Throughout the 1960s, Debbie played a three-month residency in Las Vegas each year. Her performance in The Unsinkable Molly Brown (1964) earned her an Oscar nomination. Her second marriage ended in 1973. Four years later, her daughter Carrie Fisher found fame In her own right as Princess Leia in Star Wars.

With daughter Carrie Fisher in 2015
With daughter Carrie Fisher in 2015

Carrie would later become an acclaimed author. Postcards From the Edge, a novel about her close, if occasionally fractious relationship with her celebrated mother, was filmed by Mike Nichols in 1990, with Meryl Streep and Shirley MacLaine in the leading roles. Todd Fisher has also worked extensively in film, as well as assisting his mother with her business ventures.

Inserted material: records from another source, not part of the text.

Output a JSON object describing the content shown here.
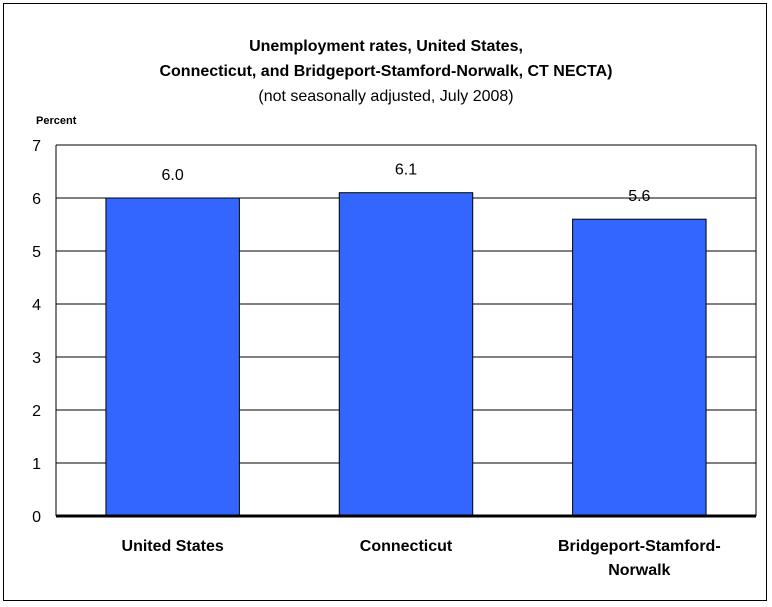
{
  "chart_data": {
    "type": "bar",
    "title_lines": [
      "Unemployment rates, United States,",
      "Connecticut, and Bridgeport-Stamford-Norwalk, CT NECTA)"
    ],
    "subtitle": "(not seasonally adjusted, July 2008)",
    "ylabel": "Percent",
    "xlabel": "",
    "categories": [
      "United States",
      "Connecticut",
      "Bridgeport-Stamford-Norwalk"
    ],
    "category_label_lines": [
      [
        "United States"
      ],
      [
        "Connecticut"
      ],
      [
        "Bridgeport-Stamford-",
        "Norwalk"
      ]
    ],
    "values": [
      6.0,
      6.1,
      5.6
    ],
    "value_labels": [
      "6.0",
      "6.1",
      "5.6"
    ],
    "ylim": [
      0,
      7
    ],
    "yticks": [
      "0",
      "1",
      "2",
      "3",
      "4",
      "5",
      "6",
      "7"
    ],
    "grid": true,
    "legend": "none",
    "colors": {
      "bar": "#3366FF",
      "bar_stroke": "#000000",
      "grid": "#000000",
      "text": "#000000"
    }
  }
}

The Debbie Reynolds Dance Studio opened in Los Angeles in 1979, and is still thriving. Her third marriage, to real estate developer Richard Hamlett, ended in 1996. She starred in several Broadway musicals and appeared in numerous television shows, including The Love Boat, Hotel, The Golden Girls, Roseanne, and Will & Grace. A former Girl Scout leader, she has also worked tirelessly for AIDS and mental health charities.

Debbie played herself in The Bodyguard (1992), and was reunited with Elizabeth Taylor for a 2001 TV movie, These Old Broads. One of her final roles was as Liberace’s mother in Behind the Candelabra (2013.) Her memoir, the aptly-titled Unsinkable, was published in 2015; and a new documentary, Bright Lights: Starring Carrie Fisher and Debbie Reynolds, premiered at Cannes in 2016, and has since been acquired by HBO.

Debbie with her Hollywood costume collection
Debbie with her Hollywood costume collection

Debbie Reynolds will also be remembered fondly for her efforts to preserve the legacy of Hollywood’s golden age, which began when she purchased costumes from classic films (including many made for Marilyn) at an MGM auction in 1970. Her dream of opening a movie museum was sadly never realised, and in 2011, she relinquished her collection.

Among the many Marilyn-related items sold in a two-part event at Profiles in History was the cream silk halter-dress designed by Travilla, and worn by Marilyn as she stood over a subway grate in an iconic scene from The Seven Year Itch. The dress sold for $4.6 million, a sum surpassed only by the sale of Marilyn’s ‘Happy Birthday Mr President’ dress at Julien’s last month for $4.8 million.

Although the buyer was not named, the Seven Year Itch dress is rumoured to have been purchased by Authentic Brands Group (ABG), the Canadian company which is the licensing arm of Marilyn’s estate.